L'amendement AS173 tend à supprimer l'article 2. En effet, à peine deux ans après la loi dite Rebsamen, qui a déjà modifié profondément les règles du dialogue social dans l'entreprise, cet article tend à réorganiser l'ensemble des institutions représentatives du personnel et à refondre les règles de négociation. D'un côté, à l'article 1er, on donne davantage de poids à la négociation d'entreprise et, de l'autre, on en enlève aux institutions représentatives du personnel, ce qui pourrait apparaître comme contradictoire.

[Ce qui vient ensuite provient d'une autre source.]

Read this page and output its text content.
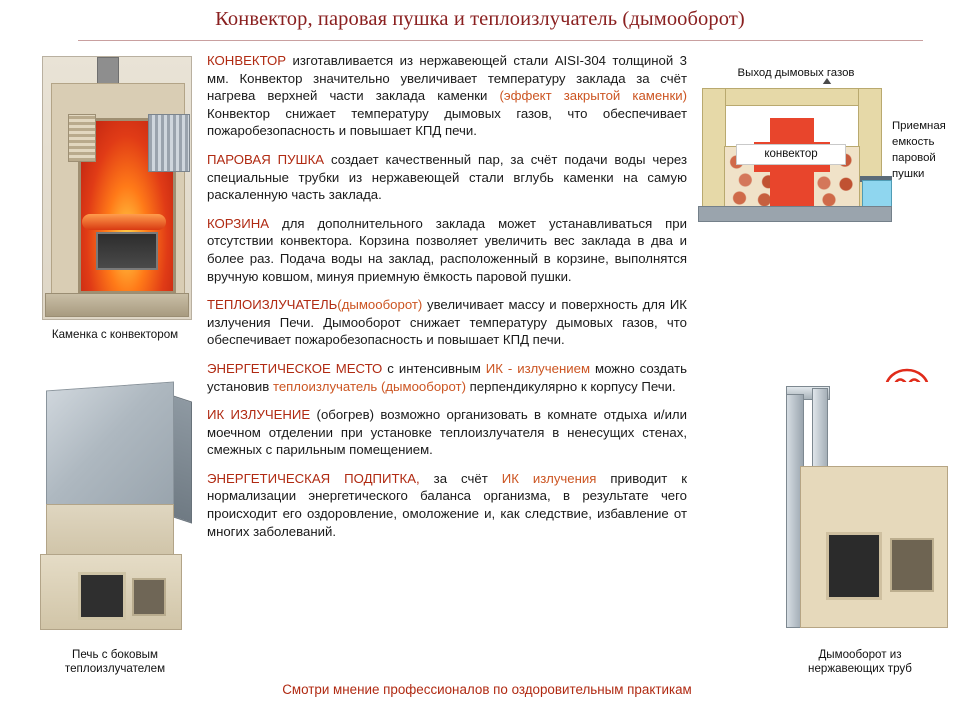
Конвектор, паровая пушка и теплоизлучатель (дымооборот)
Каменка с конвектором
Печь с боковым теплоизлучателем
КОНВЕКТОР изготавливается из нержавеющей стали AISI-304 толщиной 3 мм. Конвектор значительно увеличивает температуру заклада за счёт нагрева верхней части заклада каменки (эффект закрытой каменки) Конвектор снижает температуру дымовых газов, что обеспечивает пожаробезопасность и повышает КПД печи.
ПАРОВАЯ ПУШКА создает качественный пар, за счёт подачи воды через специальные трубки из нержавеющей стали вглубь каменки на самую раскаленную часть заклада.
КОРЗИНА для дополнительного заклада может устанавливаться при отсутствии конвектора. Корзина позволяет увеличить вес заклада в два и более раз. Подача воды на заклад, расположенный в корзине, выполнятся вручную ковшом, минуя приемную ёмкость паровой пушки.
ТЕПЛОИЗЛУЧАТЕЛЬ(дымооборот) увеличивает массу и поверхность для ИК излучения Печи. Дымооборот снижает температуру дымовых газов, что обеспечивает пожаробезопасность и повышает КПД печи.
ЭНЕРГЕТИЧЕСКОЕ МЕСТО с интенсивным ИК - излучением можно создать установив теплоизлучатель (дымооборот) перпендикулярно к корпусу Печи.
ИК ИЗЛУЧЕНИЕ (обогрев) возможно организовать в комнате отдыха и/или моечном отделении при установке теплоизлучателя в ненесущих стенах, смежных с парильным помещением.
ЭНЕРГЕТИЧЕСКАЯ ПОДПИТКА, за счёт ИК излучения приводит к нормализации энергетического баланса организма, в результате чего происходит его оздоровление, омоложение и, как следствие, избавление от многих заболеваний.
Выход дымовых газов
конвектор
Приемная емкость паровой пушки
Дымооборот из нержавеющих труб
Смотри мнение профессионалов по оздоровительным практикам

Sur le fond, cette fusion est une des mesures qui ont été le plus contestées par les organisations représentatives des salariés lors de leur audition par notre commission, ce matin. De fait, le principe d'une instance unique impliquerait, à terme, la disparition des délégués du personnel, du comité d'entreprise et du comité d'hygiène, de sécurité et des conditions de travail, fondus dans un même organisme. Ce projet de fusion suscite, en outre, des inquiétudes concernant la santé et la sécurité, qui sont des questions majeures, non seulement dans l'industrie mais dans l'ensemble des entreprises – je pense aux débats de ces dernières années sur la santé au travail et le harcèlement. Les craintes sont immenses de voir ces questions noyées dans les discussions qui se dérouleront au sein de l'instance unique : tout porte à croire qu'on leur accorderait beaucoup moins d'importance et que les droits des salariés seraient amoindris dans ce domaine.

Vous prétendez renforcer le dialogue social, mais cette mesure conduirait à l'affaiblir et à réduire les prérogatives des représentants du personnel. Par ailleurs, elle remettrait en cause le monopole syndical en matière de négociation des accords en permettant à la nouvelle instance unique de disposer des attributions normalement dévolues aux délégués syndicaux.

De telles dispositions vont affaiblir, selon nous, la présence des syndicats et des institutions représentatives du personnel dans les entreprises, au détriment des droits des salariés et de la nécessaire représentation collective de leurs intérêts.